FOIA Exemption 3 covers records that are "specifically exempted from disclosure by statute . . . provided that such statute either "(A) [requires withholding] in such a manner as to leave no discretion on the issue," or "(B) establishes particular criteria for withholding or refers to particular types of matters to be withheld." 5 U.S.C. § 552(b)(3). To uphold non-disclosure under Exemption 3, there must be a qualifying disclosure-prohibiting statute and the logical inclusion of the withheld records within the scope and coverage of that statute. Pub. Citizen Health Research Group v. FDA, 704 F.2d 1280, 1284 (D.C. Cir. 1983); Nat'l Sec. Archive Fund, Inc. v. CIA, 402 F. Supp. 2d 211, 216 (D.D.C. 2005).
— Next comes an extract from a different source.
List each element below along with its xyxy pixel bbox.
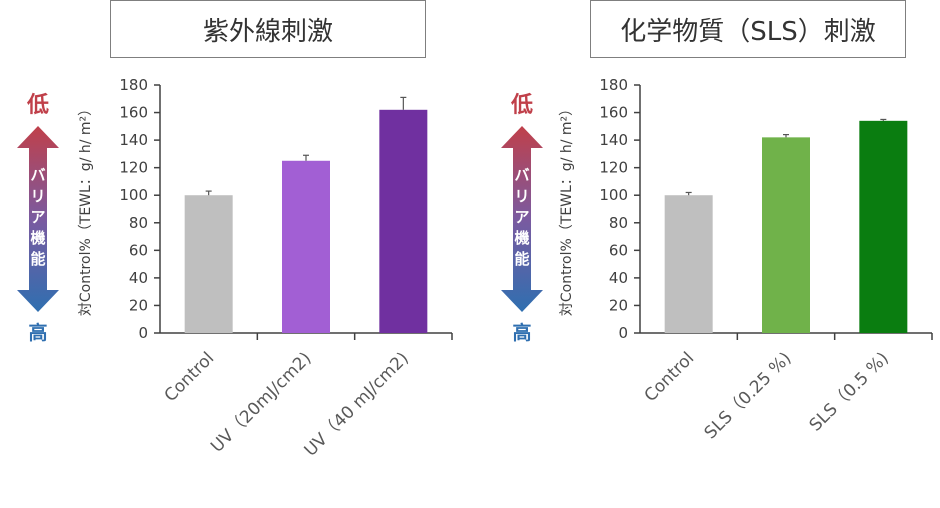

The Fair Housing Act's provision regarding the disclosure of information about a discrimination investigation provides that:

(1) Nothing said or done in the course of conciliation under this subchapter may be made public or used as evidence in a subsequent proceeding under this subchapter without the written consent of the persons concerned.

(2) Notwithstanding paragraph (1), the Secretary shall make available to the aggrieved person and the respondent, at any time, upon request following completion of the Secretary's investigation, information derived from an investigation and any final investigative report relating to that investigation.

42 U.S.C. § 3610(d).

The information sought by Mr. West is "derived from an investigation," as he requested documents related to the ongoing investigation of his discrimination complaint. The statute limits disclosure to interested parties, such as Mr. West, upon the completion of the investigation. HUD properly withheld the documents under Exemption 3.


Based on the foregoing, HUD's motion to dismiss or for summary judgment will be granted, and Mr. West's motion for judgment on the pleadings will be denied. A separate order accompanies this Memorandum Opinion.